Chi si occuperà del mio profilo Facebook post mortem? Facebook ci ha già pensato e ha creato una pagina ad hoc con tanto di disegno promozionale, se così di può dire, un cimitero di lapidi, in mezzo l’icona con pollice all’insù di apprezzamento ( oh, yes I like). Smanettavo sul Instagram e sull’app “invita gli amici di Fb a seguirti” sono spuntati quattro nomi di amici (su di loro la pace), Fabrina, Linda, Riccardo e Mario. Solo la pagina di Mario era stata trasformata dagli eredi in un Memorial dove si invita a lasciare un ricordo del caro estinto. Di Fabrina, Linda e Riccardo ci sono ancora le loro foto sorridenti, come se da un momento all’altro potessero postare dall’aldilà. Ne parlavo con il mio amico notaio Sergio Cappelli e l’ha buttata lì: “Si arriverà al paradosso che nelle ultime volontà insieme al tesoretto si lascerà anche la password d’accesso per potere rimuovere il profilo”.

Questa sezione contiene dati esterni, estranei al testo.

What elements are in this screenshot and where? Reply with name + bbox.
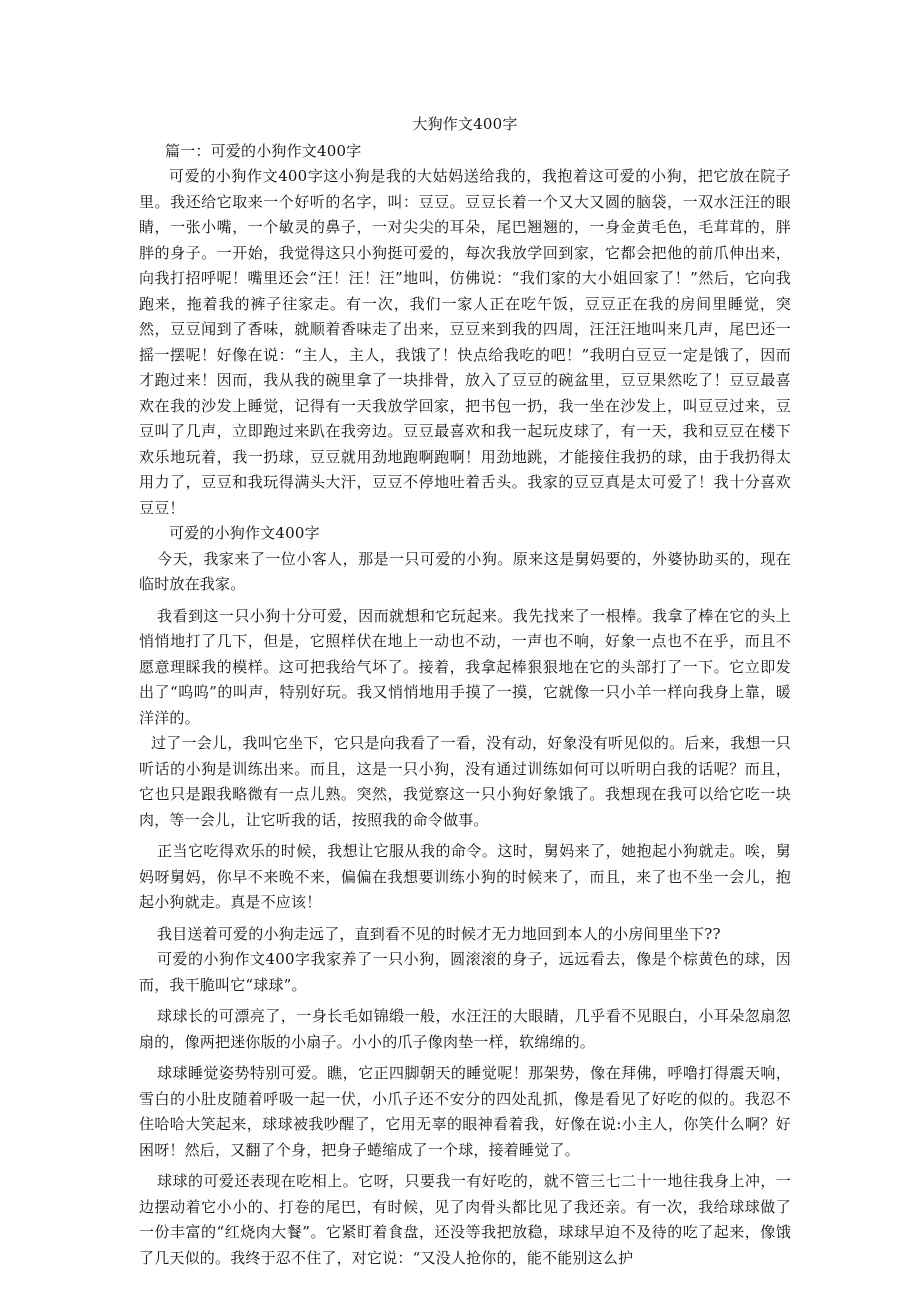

Ha affrontato la questione a colpi d’ala d’ironia Achille Mauri nel suo primo romanzo “Anime e acciughe” (Bollati Boringhieri), una fantasmagoria dell’”altra” dimensione dove Achille fa dire alla buon’anima identificata come Lucrezia: “Nell’aldiqua c’è più futuro di quanto noi possiamo immaginare”. E la cosa è confortante, o no? Siamo leggeri come anime, guizzanti come acciughe. Nell’aldilà a kilometro zero (o nell’aldiquà) non ci si ferma mai. Achille immagina un consultorio di anime, una sorta di Asl. Frammenti di dialogo sospesi: “Ci dormirei in mezzo alle parole di Achille, tra una parola e l’altra stenderei un’amaca per dondolarmi”, dice un’altra anima di transito.

Essere amici di Achille è un dono, come quello di essere invitati alla festa dove ha celebrato con la moglie 50 anni d’amore, un via vai di gente, squisitezze mangerecce e note di pianoforte mentre effetti speciali al led illuminavano la facciata del palazzo storico. Achille, editore caleidoscopico, è un conoscitore della “grande bellezza”, la colleziona sottoforma di arte contemporanea e installazioni (un Boetti lo tiene appeso in bagno) e la coltiva. E anche nella morte ha trovato una sua bellezza. Quando fa dire all’anima di Marco: “E’ da rivedere la nozione di tempo. Adesso ne abbiamo tantissimo a disposizione, perfino troppo. Si deve imparare a oziare, a non pensare troppo, a gustare ogni dettaglio…”. Perché l’eternità è fatta per avere tempo, tutto il tempo necessario per godersi le piccole e grandi cose della vita. La mancanza di tempo fa sì che se ne sacrifichino tantissime, si vive tutto di fretta. Invece nell’aldilà (o meglio nell’aldiquà perché sono le anime che ce lo mandano a dire) si è finalmente liberi dalla schiavitù della condizione sociale, del sesso, della seta di potere. Che leggerezza, ragazzi.

Achille si rifà al cardinale Martini e alla sua visione dell’aldilà: “ Il cardinale rispose che come prima cosa sarebbe andato a trovare Mozart e Bach. Anche io ho la mia lista di persone da andare a fare visita”. Da Umberto Eco a Elio Fiorucci. Avete presente quando si dice di qualcuno che si è svegliato morto? Beh, è esattamente quello che succede ad Achille. Ecco il surreale incipit del romanzo: un bel giorno si sveglia e a dargli il buongiorno trova addirittura il Maresciallo Radetzky, ex inquilino della casa del Mauri ai tempi dell’occupazione austriaca. Un po’ sorpreso di trovare un estraneo in camera sua, Achille scopre di essere morto e con tutta tranquillità si affida alla buonanima per capire come comportarsi. La prima domanda è come fare per uscire da quel corpo che ormai non gli appartiene più…Assolutamente un libro che fa “smart” regalarlo a Natale.